Naturalmente, estos tres fenómenos han incidido sobre el País Vasco, particularmente el segundo, ya que el proyecto de nación de los partidos nacionalistas se ha edificado sobre el sentimiento y la idea de una comunidad prepolítica que en su dimensión más radical implica una agresión, vedada por el Tratado de la UE, a dos Estados-Nación constituidos según principios universalistas consagrados en sus respectivas constituciones, que reconocen el dogma de la igualdad de todos los ciudadanos frente a leyes promulgadas según procedimientos reglados por el Derecho.

Jürgen Habermas recuerda que, tras 1871, Renan pudo rechazar las reclamaciones del Reich alemán sobre Alsacia invocando la nacionalidad francesa de la población, 'pero sólo pudo hacerlo porque entendió la nación como una nación de ciudadanos y no como una comunidad de descendencia' . Y sigue diciendo Habermas: 'La nación de ciudadanos encuentra su identidad no en rasgos comunes de tipo étnico-cultural, sino en la praxis de ciudadanos que ejercen activamente sus derechos democráticos de participación y comunicación' (Facticidad y validez.
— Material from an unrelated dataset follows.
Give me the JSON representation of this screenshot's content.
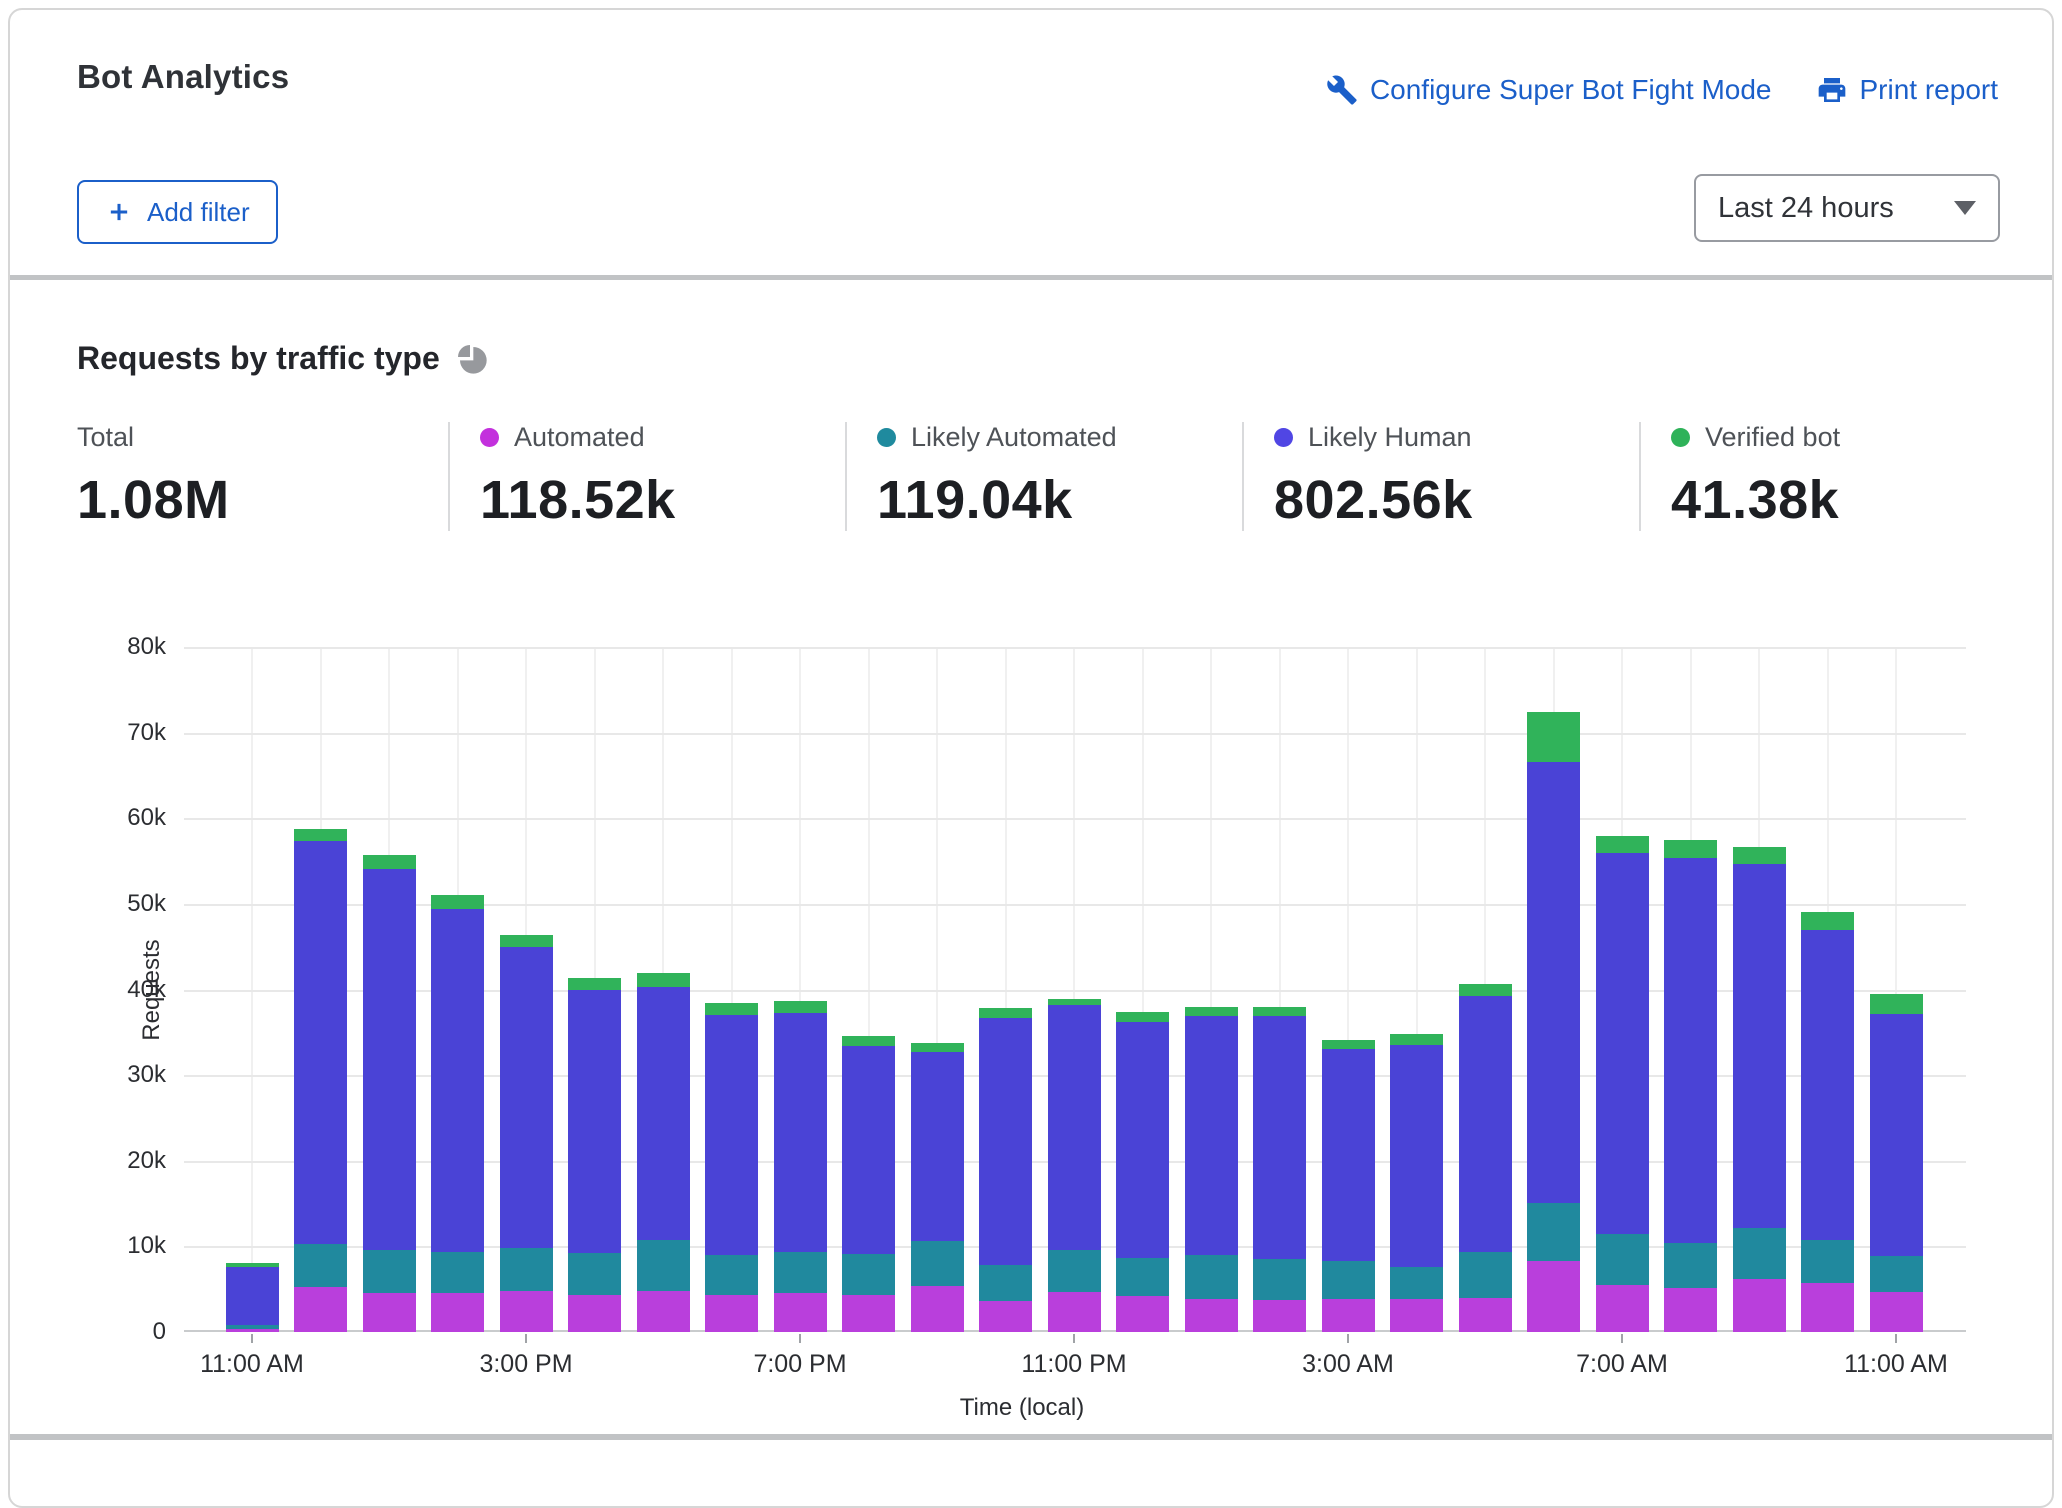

Editorial Trotta, página 622).

Obviando, por imperativo de brevedad, la fértil distinción entre la interpretación liberal del concepto de ciudadanía activa y la republicana, el punto común de ambas, me parece que consiste en que en las sociedades multiculturales no es necesario apoyarse en procedencias u orígenes étnicos o lingüísticos para que puedan echar raíces los principios constitucionales. Es cuando Habermas dice que 'una cultura política liberal sólo constituye el denominador común de (o el medio cívico-político compartido en que se sostiene) un patriotismo de la Constitución que simultáneamente agudiza el sentido para la pluralidad e integridad de las diversas formas de vida que conviven en una sociedad multicultural' (obra citada, página 628).

Este concepto de patriotismo constitucional está construido por Habermas no sólo desde la experiencia histórica alemana, sino también desde la observación de sociedades históricamente multiculturales como Suiza o Estados Unidos, cuya aplicación a otras situaciones me parece fértil y esclarecedora. Por ejemplo, a esta España actualmente constitucional de las comunidades autónomas y con la amenaza de desbordamiento irredentista negador de la propia Constitución. Pero también el concepto me parece apropiado para describir otras situaciones históricas que enfrentaron a los que pretendían ser ciudadanos libres e iguales en una sociedad moderna con los ultramontanos fundamentalistas mantenedores de las más retrógadas tradiciones.

Al fin y al cabo, ejercicio práctico de patriotismo constitucional fue el Acuerdo por las Libertades y contra el Terrorismo suscrito el 8 de diciembre pasado por el Partido Socialista Obrero Español y el Partido Popular y al que se adhirieron posteriormente diversos movimientos y fuerzas sociales. Repárese en la cláusula 3 del acuerdo, que afirma: 'El diálogo propio de una sociedad democrática debe producirse entre los representantes legítimos de los ciudadanos, en el marco y con las reglas previstas en nuestra Constitución y Estatuto y desde luego, sin la presión de la violencia'. Es risible escandalizarse, como se ha hecho, porque el Gobierno de un país que pertenece a la Unión Europea, como España, revele en el exterior la situación en el País Vasco y recabe la colaboración internacional contra el terrorismo. Esto, en cumplimiento de la cláusula 6 del mencionado acuerdo que compromete a los firmantes a 'trabajar para reforzar nuevas iniciativas de cooperación singularmente con Francia y en el marco de la UE'. A la Unión Europea, cuyos países tienen tras de sí trágicas experiencias totalitarias, seguro que le interesa que el parque temático del terrorismo antropológico no traspase los Pirineos.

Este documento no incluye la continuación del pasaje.